By Richard Tren
Securing the safety of our children, family and co-workers is, apparently,
increasingly important in many countries around the world. Governments
continually pass legislation to restrict certain behaviours as well as products
that could potentially cause harm. But are we going too far in wanting to
remove all potential risks from our daily lives … and can our obsession with
increasing safety actually cause harm?
In attempting to pass strict new regulations of pesticides, the European
Commission and some in the European Parliament may be attempting to create a
safer world. It seems however that in
selling regulations supposedly designed to protect people, evidence of harm is
not required; the mere presence of a man-made chemical is sufficient. Dan Jorgensen, a Danish MEP who firmly supports the new regulations,
and others would do well to read the worlds of two world renowned scientists, Bruce Ames and Lois Gold.

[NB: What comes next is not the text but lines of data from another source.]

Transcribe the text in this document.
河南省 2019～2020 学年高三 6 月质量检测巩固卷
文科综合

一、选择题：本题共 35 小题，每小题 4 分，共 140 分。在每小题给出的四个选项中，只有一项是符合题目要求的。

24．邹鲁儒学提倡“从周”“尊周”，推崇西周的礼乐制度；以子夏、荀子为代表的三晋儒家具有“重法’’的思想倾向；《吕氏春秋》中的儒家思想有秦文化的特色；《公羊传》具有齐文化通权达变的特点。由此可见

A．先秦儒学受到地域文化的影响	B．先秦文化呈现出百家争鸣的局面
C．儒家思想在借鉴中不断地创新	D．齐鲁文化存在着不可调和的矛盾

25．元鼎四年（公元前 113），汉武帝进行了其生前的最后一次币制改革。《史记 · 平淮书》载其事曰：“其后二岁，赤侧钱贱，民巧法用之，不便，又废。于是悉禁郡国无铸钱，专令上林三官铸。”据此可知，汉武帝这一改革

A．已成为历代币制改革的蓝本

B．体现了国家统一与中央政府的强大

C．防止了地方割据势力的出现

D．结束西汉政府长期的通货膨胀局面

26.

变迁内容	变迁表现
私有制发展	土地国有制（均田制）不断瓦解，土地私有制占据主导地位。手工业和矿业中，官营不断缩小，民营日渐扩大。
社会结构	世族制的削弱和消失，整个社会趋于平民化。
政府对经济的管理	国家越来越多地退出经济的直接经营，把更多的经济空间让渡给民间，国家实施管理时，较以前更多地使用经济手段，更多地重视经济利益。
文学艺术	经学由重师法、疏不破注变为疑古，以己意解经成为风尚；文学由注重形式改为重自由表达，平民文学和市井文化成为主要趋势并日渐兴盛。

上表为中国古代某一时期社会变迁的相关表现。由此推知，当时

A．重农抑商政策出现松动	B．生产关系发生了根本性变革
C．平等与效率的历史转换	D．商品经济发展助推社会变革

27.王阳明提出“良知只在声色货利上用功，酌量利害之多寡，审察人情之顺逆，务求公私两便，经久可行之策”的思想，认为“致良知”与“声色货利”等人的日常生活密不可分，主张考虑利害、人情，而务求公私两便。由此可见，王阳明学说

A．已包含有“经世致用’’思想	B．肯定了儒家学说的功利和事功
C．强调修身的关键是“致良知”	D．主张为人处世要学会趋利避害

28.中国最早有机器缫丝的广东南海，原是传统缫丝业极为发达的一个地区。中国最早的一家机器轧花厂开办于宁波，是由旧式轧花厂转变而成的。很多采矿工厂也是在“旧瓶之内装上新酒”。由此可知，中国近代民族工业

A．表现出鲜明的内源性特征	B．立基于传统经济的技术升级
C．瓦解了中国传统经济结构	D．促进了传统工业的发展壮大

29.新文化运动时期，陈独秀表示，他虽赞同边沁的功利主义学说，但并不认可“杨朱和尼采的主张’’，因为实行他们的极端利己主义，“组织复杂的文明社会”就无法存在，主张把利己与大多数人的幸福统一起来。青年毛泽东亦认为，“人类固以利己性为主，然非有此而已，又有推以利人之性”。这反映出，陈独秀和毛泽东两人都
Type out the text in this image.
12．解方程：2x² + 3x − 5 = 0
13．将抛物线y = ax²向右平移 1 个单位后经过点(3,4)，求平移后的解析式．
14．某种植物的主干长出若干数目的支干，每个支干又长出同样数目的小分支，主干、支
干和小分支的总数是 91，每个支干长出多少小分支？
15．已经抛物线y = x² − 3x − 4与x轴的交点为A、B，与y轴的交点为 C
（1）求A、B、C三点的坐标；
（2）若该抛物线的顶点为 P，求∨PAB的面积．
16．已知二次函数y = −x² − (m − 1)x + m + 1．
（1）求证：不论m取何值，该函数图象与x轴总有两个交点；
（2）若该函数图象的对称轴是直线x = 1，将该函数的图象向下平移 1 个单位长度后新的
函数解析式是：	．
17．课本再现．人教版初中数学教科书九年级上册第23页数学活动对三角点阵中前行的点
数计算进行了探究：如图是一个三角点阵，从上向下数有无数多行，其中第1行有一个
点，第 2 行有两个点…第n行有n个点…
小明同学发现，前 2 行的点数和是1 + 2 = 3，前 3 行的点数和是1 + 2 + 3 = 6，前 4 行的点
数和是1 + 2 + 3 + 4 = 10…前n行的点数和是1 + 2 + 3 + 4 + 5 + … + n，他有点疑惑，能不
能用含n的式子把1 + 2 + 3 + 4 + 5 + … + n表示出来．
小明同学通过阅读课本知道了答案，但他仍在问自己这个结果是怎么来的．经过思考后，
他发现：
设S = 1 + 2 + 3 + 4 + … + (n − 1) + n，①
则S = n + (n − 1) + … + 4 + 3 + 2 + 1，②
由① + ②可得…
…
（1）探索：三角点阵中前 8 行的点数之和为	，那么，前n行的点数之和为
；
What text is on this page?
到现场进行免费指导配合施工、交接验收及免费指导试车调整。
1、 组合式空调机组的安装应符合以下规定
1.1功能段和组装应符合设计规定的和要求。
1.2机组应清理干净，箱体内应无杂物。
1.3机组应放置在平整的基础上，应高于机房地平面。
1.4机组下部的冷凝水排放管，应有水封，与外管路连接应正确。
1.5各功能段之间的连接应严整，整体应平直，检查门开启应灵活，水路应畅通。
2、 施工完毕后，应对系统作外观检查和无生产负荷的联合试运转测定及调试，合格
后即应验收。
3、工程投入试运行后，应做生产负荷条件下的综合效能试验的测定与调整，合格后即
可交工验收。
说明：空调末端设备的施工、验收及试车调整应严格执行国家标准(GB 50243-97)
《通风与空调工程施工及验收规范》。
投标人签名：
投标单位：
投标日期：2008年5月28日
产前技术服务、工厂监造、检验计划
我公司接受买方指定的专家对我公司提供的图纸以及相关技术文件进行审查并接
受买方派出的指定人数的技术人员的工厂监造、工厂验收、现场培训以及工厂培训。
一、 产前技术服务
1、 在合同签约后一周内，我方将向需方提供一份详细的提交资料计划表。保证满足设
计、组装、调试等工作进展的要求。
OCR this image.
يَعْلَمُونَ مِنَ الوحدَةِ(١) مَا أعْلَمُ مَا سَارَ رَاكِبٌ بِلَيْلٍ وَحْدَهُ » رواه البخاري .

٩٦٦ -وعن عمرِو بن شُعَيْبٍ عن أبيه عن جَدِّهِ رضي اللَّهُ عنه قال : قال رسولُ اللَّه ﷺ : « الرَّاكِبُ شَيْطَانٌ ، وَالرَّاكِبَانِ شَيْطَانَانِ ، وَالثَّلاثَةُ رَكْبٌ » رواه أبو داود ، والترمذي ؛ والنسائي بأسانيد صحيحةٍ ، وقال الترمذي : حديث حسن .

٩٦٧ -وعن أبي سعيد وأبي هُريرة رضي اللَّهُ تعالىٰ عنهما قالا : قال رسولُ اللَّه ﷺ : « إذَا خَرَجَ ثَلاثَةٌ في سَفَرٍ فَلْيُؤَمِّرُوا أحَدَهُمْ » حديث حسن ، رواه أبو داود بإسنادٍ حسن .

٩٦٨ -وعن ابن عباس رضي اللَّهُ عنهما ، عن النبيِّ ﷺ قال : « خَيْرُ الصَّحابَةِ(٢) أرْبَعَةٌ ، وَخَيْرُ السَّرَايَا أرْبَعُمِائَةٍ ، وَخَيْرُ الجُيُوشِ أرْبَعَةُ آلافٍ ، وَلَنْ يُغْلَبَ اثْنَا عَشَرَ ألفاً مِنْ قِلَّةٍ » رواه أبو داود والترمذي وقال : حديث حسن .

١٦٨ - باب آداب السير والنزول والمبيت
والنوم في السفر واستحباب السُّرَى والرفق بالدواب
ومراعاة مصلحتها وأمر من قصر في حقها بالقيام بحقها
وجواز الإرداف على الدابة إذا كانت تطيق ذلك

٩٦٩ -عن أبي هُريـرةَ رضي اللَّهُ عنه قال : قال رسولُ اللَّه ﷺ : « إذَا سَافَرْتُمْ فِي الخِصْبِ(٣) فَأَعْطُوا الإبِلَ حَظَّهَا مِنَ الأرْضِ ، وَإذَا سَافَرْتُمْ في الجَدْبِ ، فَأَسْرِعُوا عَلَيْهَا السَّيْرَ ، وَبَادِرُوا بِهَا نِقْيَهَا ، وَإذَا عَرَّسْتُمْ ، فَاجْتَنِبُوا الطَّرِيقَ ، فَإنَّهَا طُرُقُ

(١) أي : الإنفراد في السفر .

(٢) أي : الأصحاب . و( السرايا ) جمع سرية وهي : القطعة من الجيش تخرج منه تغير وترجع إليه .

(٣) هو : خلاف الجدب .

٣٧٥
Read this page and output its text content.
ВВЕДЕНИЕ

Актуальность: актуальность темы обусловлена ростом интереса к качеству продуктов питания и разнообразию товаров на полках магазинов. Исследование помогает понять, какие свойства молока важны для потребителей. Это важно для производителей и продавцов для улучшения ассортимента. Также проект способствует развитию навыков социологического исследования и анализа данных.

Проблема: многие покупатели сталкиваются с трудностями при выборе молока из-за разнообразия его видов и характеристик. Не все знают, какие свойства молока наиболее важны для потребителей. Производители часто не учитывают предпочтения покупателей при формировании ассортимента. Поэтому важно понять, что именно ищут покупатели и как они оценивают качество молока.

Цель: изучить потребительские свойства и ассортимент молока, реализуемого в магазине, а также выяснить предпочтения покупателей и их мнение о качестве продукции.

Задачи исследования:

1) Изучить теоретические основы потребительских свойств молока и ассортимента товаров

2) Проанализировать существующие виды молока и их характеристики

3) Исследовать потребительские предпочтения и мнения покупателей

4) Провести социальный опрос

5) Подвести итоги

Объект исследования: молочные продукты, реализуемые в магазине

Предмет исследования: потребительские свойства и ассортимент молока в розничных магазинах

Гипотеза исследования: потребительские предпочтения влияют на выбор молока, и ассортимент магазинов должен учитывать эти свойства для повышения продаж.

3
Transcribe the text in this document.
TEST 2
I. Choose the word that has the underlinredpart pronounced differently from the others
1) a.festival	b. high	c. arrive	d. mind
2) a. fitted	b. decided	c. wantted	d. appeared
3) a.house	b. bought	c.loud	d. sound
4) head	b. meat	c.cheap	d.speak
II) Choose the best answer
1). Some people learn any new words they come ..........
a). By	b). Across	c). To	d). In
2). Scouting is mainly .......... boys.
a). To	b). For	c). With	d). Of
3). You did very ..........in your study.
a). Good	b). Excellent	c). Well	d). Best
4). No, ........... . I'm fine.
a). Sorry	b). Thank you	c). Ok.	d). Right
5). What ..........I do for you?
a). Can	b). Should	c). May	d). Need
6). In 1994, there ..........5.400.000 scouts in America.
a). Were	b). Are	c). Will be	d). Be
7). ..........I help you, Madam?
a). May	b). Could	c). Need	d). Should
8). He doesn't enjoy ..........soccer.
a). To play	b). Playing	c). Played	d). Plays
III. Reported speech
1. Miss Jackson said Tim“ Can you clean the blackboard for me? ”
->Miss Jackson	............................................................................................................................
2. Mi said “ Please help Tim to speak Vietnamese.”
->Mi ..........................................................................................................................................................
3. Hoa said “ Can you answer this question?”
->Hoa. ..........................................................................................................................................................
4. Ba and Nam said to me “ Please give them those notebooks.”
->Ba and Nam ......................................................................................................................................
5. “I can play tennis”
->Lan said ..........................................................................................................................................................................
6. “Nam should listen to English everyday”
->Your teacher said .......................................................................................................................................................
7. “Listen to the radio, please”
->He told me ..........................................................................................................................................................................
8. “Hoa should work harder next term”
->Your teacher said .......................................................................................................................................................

Their work assessing the risks posed by man-made chemicals is enlightening and
should be made widely available in
Ames and Gold show that most
cancers are caused by smoking, dietary imbalances, chronic infections (which is
more of a problem in developing countries) and hormonal factors influenced by
lifestyle. Around half the chemicals ever tested are known to be carcinogenic,
but because we typically ingest them in low doses, they do not pose a threat.
The synthetic chemicals that we are exposed to are not important when it comes
to human cancer. Almost all of the carcinogens that we are exposed to are not
from synthetic chemicals, but from natural chemicals found in food such as
broccoli, carrots, potatoes, coffee, lime … and on and on and on.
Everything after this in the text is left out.